POOR SUFFER THE MOST
The pandemic was not equally bad for all. In fact, share market recovered much early and the financial profits soared even during the pandemic. The profits of tech giants increased manifold during this period and big retail players could reap the benefits of massive expansion of online purchase during the pandemic. This is also the time when Mukesh Ambani became the fourth richest person in the world, earning about Rs 90 crores per hour according to an estimate while 24 per cent of Indians were earning below Rs 3000 a month. Wealth of Indian billionaires increased by 35 per cent during abnormal times and apart from agriculture the financial sector was least affected as this requires least contact and mostly operate through digital signals.
The impact of the pandemic on the poor and the middle class also shows a significant variation. People earning Rs 60,000 a month had to accept a reduction of incomes on an average by 10 per cent while those earning less than Rs 20,000 a month had to incur a loss of about 37 per cent on an average. This is further revealed by the digital divide which widened the difference between the poor and the non-poor in terms of continuing work, access to education, health care, vaccination as well as in regard to payments and purchase. According to Oxfam survey, 32 crore students mostly from rural India lost access to education during the pandemic as only 4 per cent of them have computers and 15 per cent could access internet. The survey further reports that 40 per cent of the teachers think that one third of the students would not come back to schools once again. This will further accentuate the gap between the poor and the non-poor in terms of attainments and earnings for the days to come. According to CMIE estimates the listed companies made extra ordinary profits in quarter ending March 21 recording highest growth in surplus and reserves during the past decade while small businesses were destroyed because they had very little working capital to sail through. In fact, replenishing their funds even after recovery becomes difficult because savings are mostly depleted and the working capital is largely exhausted. It was also the time when big corporates picked up smaller ones leading to higher concentration and monopoly growth.
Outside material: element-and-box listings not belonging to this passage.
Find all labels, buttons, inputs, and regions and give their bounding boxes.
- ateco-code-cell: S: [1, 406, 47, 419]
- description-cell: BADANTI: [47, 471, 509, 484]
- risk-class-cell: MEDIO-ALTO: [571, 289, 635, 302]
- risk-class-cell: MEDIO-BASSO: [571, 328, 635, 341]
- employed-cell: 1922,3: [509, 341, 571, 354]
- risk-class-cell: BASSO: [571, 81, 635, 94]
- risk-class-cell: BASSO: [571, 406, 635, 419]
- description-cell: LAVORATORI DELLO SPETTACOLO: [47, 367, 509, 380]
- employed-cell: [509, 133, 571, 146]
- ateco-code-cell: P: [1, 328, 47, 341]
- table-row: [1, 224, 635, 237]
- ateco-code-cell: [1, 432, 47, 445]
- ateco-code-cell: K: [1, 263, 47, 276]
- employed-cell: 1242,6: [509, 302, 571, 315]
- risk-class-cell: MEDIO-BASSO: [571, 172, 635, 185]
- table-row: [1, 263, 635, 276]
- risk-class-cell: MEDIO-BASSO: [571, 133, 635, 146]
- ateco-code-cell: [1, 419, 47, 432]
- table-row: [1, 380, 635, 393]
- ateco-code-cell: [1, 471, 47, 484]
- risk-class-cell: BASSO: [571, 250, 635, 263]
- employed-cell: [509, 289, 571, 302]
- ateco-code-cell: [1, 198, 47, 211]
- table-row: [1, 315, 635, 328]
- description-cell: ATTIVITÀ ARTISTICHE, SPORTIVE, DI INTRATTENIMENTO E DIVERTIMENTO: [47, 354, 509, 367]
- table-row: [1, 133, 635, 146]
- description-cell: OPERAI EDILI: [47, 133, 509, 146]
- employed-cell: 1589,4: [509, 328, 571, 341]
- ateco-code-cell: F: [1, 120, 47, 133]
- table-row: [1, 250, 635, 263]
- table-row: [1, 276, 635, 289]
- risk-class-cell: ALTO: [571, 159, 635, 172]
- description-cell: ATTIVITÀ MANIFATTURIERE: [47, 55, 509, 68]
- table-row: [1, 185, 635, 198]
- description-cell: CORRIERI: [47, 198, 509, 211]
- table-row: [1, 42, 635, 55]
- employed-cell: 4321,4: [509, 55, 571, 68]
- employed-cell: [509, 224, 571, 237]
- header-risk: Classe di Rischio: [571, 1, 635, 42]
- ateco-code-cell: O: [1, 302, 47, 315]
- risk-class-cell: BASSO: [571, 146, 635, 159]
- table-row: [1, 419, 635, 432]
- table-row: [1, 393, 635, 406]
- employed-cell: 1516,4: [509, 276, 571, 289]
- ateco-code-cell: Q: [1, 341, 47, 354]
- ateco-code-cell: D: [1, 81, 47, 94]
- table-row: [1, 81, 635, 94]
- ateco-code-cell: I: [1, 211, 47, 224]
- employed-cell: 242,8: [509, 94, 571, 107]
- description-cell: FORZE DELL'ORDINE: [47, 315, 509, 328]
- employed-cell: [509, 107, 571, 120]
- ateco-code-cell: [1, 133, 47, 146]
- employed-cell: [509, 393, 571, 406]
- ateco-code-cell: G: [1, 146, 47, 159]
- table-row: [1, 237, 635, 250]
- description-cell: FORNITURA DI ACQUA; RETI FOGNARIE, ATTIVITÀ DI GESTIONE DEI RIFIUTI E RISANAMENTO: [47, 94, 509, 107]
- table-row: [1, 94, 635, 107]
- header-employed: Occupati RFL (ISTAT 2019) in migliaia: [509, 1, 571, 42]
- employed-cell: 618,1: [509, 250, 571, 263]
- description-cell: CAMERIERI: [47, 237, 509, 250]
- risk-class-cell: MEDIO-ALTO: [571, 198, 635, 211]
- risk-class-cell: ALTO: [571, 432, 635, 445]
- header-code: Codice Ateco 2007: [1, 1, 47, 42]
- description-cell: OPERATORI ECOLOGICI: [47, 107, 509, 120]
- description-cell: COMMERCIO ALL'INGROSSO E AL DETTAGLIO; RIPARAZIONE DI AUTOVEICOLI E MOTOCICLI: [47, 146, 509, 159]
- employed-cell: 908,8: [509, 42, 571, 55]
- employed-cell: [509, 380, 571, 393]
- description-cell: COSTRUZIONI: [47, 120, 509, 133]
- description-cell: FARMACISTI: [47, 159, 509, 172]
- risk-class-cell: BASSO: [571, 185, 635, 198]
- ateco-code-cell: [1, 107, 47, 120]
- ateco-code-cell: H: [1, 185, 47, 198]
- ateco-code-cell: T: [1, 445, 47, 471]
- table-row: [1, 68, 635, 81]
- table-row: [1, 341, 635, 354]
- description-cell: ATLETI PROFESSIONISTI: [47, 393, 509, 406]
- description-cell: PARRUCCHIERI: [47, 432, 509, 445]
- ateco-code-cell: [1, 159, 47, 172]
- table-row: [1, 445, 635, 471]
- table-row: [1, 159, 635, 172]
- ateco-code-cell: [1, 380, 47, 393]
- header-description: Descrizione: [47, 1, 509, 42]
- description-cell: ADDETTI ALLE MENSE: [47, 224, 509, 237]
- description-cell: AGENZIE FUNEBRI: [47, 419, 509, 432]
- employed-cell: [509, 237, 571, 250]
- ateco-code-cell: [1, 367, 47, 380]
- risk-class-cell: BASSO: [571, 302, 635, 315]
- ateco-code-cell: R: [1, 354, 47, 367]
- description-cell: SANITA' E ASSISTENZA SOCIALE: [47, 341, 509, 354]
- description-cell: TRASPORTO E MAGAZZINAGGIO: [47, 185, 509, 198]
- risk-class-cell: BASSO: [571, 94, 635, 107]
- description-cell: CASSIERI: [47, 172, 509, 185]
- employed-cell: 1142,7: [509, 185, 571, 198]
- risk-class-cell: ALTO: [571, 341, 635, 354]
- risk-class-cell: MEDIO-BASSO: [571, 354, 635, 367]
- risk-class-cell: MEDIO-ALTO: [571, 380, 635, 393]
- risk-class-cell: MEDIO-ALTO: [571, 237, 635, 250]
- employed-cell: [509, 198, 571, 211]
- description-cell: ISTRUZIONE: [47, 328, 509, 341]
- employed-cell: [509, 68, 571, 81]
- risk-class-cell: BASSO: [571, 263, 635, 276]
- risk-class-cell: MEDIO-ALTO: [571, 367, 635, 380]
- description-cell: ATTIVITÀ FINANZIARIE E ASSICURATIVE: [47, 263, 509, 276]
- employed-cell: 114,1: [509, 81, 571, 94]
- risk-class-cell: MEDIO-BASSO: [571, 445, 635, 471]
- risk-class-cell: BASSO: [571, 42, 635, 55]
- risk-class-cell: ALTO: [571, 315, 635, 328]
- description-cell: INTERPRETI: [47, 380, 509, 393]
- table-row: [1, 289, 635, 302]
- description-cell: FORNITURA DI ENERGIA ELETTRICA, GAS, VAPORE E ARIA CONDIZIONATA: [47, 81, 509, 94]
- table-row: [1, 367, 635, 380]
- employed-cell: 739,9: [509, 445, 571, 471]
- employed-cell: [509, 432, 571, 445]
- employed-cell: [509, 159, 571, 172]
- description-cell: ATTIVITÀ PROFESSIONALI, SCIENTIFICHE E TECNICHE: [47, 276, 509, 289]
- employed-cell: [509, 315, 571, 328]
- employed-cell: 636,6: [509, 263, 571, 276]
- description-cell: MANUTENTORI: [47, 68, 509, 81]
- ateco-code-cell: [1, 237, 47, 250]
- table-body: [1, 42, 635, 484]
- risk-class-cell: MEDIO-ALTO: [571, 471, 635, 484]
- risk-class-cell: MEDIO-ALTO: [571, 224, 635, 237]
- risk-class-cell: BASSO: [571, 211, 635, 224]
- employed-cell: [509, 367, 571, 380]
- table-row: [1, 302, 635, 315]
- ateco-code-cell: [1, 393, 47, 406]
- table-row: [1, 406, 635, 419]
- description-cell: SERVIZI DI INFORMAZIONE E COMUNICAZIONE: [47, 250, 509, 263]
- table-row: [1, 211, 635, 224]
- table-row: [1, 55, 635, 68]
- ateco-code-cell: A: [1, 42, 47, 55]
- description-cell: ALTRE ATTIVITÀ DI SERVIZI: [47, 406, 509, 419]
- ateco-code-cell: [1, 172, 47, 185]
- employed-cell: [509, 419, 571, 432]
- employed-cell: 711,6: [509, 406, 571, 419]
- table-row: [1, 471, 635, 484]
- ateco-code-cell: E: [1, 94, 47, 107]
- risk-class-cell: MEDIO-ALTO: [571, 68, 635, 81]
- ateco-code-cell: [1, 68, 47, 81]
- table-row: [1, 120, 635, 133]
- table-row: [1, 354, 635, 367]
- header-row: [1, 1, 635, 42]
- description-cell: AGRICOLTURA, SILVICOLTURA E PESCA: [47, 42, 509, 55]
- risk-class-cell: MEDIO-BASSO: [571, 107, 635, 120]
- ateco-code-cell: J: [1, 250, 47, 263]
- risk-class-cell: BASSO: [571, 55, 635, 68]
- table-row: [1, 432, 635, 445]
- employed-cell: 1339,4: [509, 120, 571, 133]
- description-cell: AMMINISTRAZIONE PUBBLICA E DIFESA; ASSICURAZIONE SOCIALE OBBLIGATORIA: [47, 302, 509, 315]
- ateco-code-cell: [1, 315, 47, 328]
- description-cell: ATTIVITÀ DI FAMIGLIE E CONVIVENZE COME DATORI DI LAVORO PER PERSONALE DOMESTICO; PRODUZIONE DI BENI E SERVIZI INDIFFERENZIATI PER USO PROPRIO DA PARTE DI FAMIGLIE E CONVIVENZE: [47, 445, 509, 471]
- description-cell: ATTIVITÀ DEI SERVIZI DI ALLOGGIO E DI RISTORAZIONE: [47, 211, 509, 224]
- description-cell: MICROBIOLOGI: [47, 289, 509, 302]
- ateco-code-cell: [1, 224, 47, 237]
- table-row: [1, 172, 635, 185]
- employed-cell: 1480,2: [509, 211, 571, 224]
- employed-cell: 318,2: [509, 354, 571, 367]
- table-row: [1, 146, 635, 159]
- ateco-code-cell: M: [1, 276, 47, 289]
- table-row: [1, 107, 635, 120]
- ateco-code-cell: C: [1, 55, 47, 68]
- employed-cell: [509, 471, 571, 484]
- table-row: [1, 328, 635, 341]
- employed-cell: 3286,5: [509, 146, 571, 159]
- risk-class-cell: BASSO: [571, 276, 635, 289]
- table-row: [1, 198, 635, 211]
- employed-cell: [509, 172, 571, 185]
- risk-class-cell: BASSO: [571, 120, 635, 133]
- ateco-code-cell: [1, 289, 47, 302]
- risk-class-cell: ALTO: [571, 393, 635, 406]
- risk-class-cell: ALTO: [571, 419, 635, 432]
The pandemic situation was also used to exercise and consolidate power at various levels. At the household, we see increased incidence of domestic violence as a mark of heightened assertion of patriarchy, while on the other hand, in most of the organisations and institutions, the people at the helm of affairs were taking a ride on their respective subjects using the advantage of isolation that all had to practice to avoid infection. The draconian labour laws and farm bills were passed during the pandemic without adequate discussion in the parliament. In this difficult time, the government had pushed forward the agenda of privatising public assets. The people who lost the most are the workers. Real earnings of regular/salaried workers declined by 7.6 per cent and for self employed by 26.4 per cent during the period 2019 to 2020. 46 per cent of Indian households had to resort to borrowing to make both ends meet. Therefore, we see that the lust for profits are causing threats to our livelihood and ecology, uncontrolled destruction of natural resources has led to disease and death, in periods of crisis it is the corporates who are bailed out while the poor had to suffer the worst consequences of the pandemic in terms of income loss, unemployment, hunger, death and deprivation.